# Jewel cichlids eggs not hatching



## paradox113 (Aug 26, 2011)

So i have a 30 gal standard tank fully cycled had some ammonia problems but cut back on feeding and am doing a 5-10% water change daily. nitrate and nitrites are good, ph is 6 and KH is low. the tank is home to two 1 3/4 inch jewels who recently laid eggs, its going on 5 days now and still no wigglers. some of the eggs are white which i know are not fertilized and they havnt been eaten yet. the rest are a dull brownish/yellowish just today the female who has been spedning all her time fanning them has begun to come out only going in once in a while. the eggs are very hard to reach and i havnt wanted to disturb them so i left the white eggs alone. any info or advice would be greatly appreciated. i know they are just common jewels and the fry arent very desirable but i would like to raise them for the experience. thanks in advance and pls forgive the mispellings.


----------



## paradox113 (Aug 26, 2011)

Just got home from work.
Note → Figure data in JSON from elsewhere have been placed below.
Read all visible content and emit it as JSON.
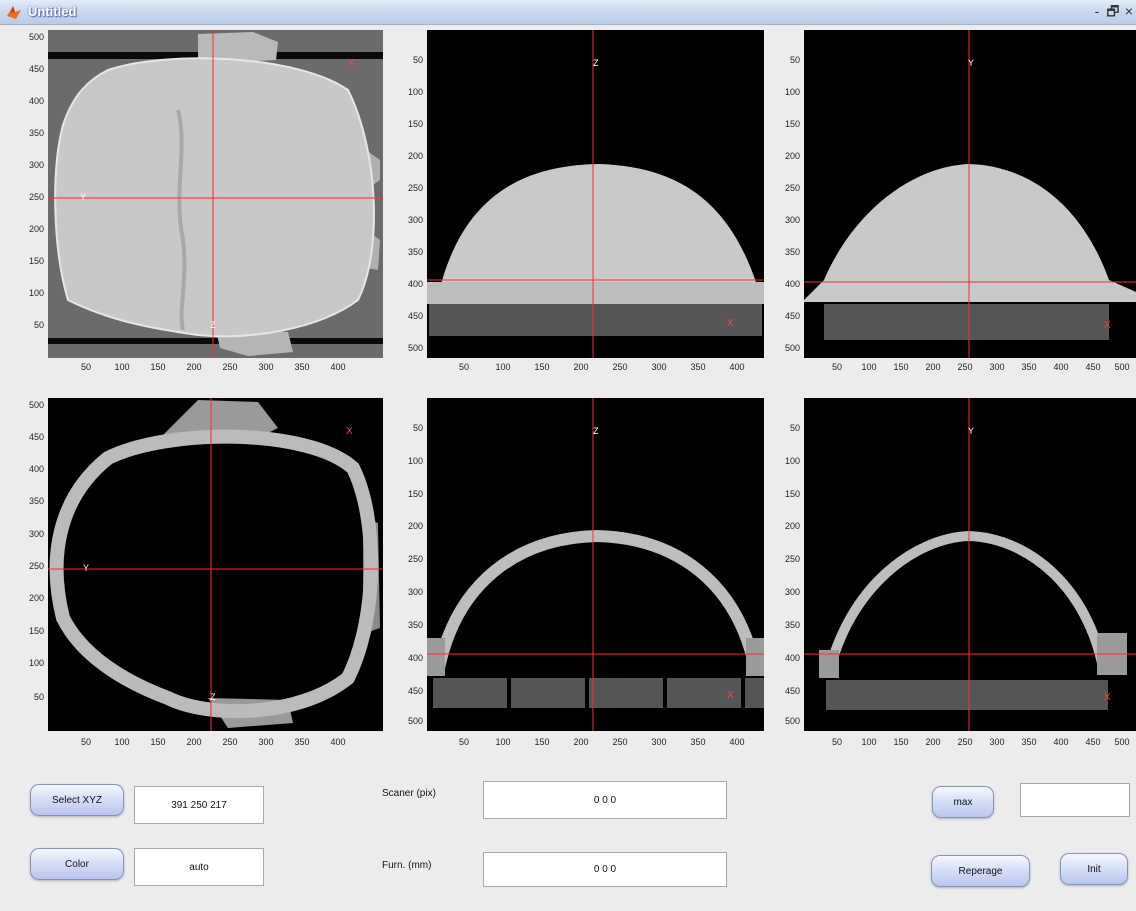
{
  "window": {
    "title": "Untitled",
    "controls": {
      "minimize": "-",
      "restore": "🗗",
      "close": "×"
    }
  },
  "axes": {
    "left_y_ticks": [
      "500",
      "450",
      "400",
      "350",
      "300",
      "250",
      "200",
      "150",
      "100",
      "50"
    ],
    "left_x_ticks": [
      "50",
      "100",
      "150",
      "200",
      "250",
      "300",
      "350",
      "400"
    ],
    "middle_y_ticks": [
      "50",
      "100",
      "150",
      "200",
      "250",
      "300",
      "350",
      "400",
      "450",
      "500"
    ],
    "middle_x_ticks": [
      "50",
      "100",
      "150",
      "200",
      "250",
      "300",
      "350",
      "400"
    ],
    "right_y_ticks": [
      "50",
      "100",
      "150",
      "200",
      "250",
      "300",
      "350",
      "400",
      "450",
      "500"
    ],
    "right_x_ticks": [
      "50",
      "100",
      "150",
      "200",
      "250",
      "300",
      "350",
      "400",
      "450",
      "500"
    ]
  },
  "overlay_labels": {
    "top_left": {
      "y": "Y",
      "z": "Z",
      "x": "X"
    },
    "top_middle": {
      "z": "Z",
      "x": "X"
    },
    "top_right": {
      "y": "Y",
      "x": "X"
    },
    "bottom_left": {
      "y": "Y",
      "z": "Z",
      "x": "X"
    },
    "bottom_middle": {
      "z": "Z",
      "x": "X"
    },
    "bottom_right": {
      "y": "Y",
      "x": "X"
    }
  },
  "controls": {
    "select_xyz_label": "Select XYZ",
    "select_xyz_value": "391  250  217",
    "color_label": "Color",
    "color_value": "auto",
    "scaner_label": "Scaner (pix)",
    "scaner_value": "0 0 0",
    "furn_label": "Furn.  (mm)",
    "furn_value": "0 0 0",
    "max_label": "max",
    "max_value": "",
    "reperage_label": "Reperage",
    "init_label": "Init"
  },
  "colors": {
    "crosshair": "#ff2a2a",
    "background": "#ececec",
    "button_face": "#d8e0f7"
  }
}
All but two eggs are gone. One white one brown. They don't sem to be guarding the area any more just out and about looking for.food. had a nematode outbreak of some.kind. little white hairlike.worms. gonna stop feeding for a day or two and do daily water changes. Still looking for any info/advice pls and ty.


----------



## sergey6116 (Aug 2, 2011)

I don't know what but sumething was wrong with the eggs. Here is some info about Jewelfishes: http://www.cichlidsworld.net/show/Hemichromis+Bimaculatus+-+African+Jewelfish

Their eggs usually hatch in 2 days, maximum in 3. Can't say what happened with them though :-? .


----------



## paradox113 (Aug 26, 2011)

Thank you muchly for the reply. Knew something was up. Thanks again


----------



## sergey6116 (Aug 2, 2011)

You welcome mate. I wish I could help more  . 
Was that their first spawn? Are you sure they are not both female?


----------



## paradox113 (Aug 26, 2011)

It was their first. And when i got them i was sure they we're both female. One is deep red and the other is yellowish. But it looked like some of the eggs were fertilized by their color. The redder one that acts like a male is smaller than the "female". Im not too worried just curious and since the fish are still juvies i will be able to observe them and hopfully learn a lil more.


----------



## sergey6116 (Aug 2, 2011)

Thats ok for the first spawn. I am sure theur next one will be successful. Good luck with your fishes .


----------



## paradox113 (Aug 26, 2011)

Thanks again brother. I will be setting up a 55 gal long in the future and would some stocking ideas/advice. Still dunno what exact type i want. Would love to have an osacr but just can't do it with my setup/budget


----------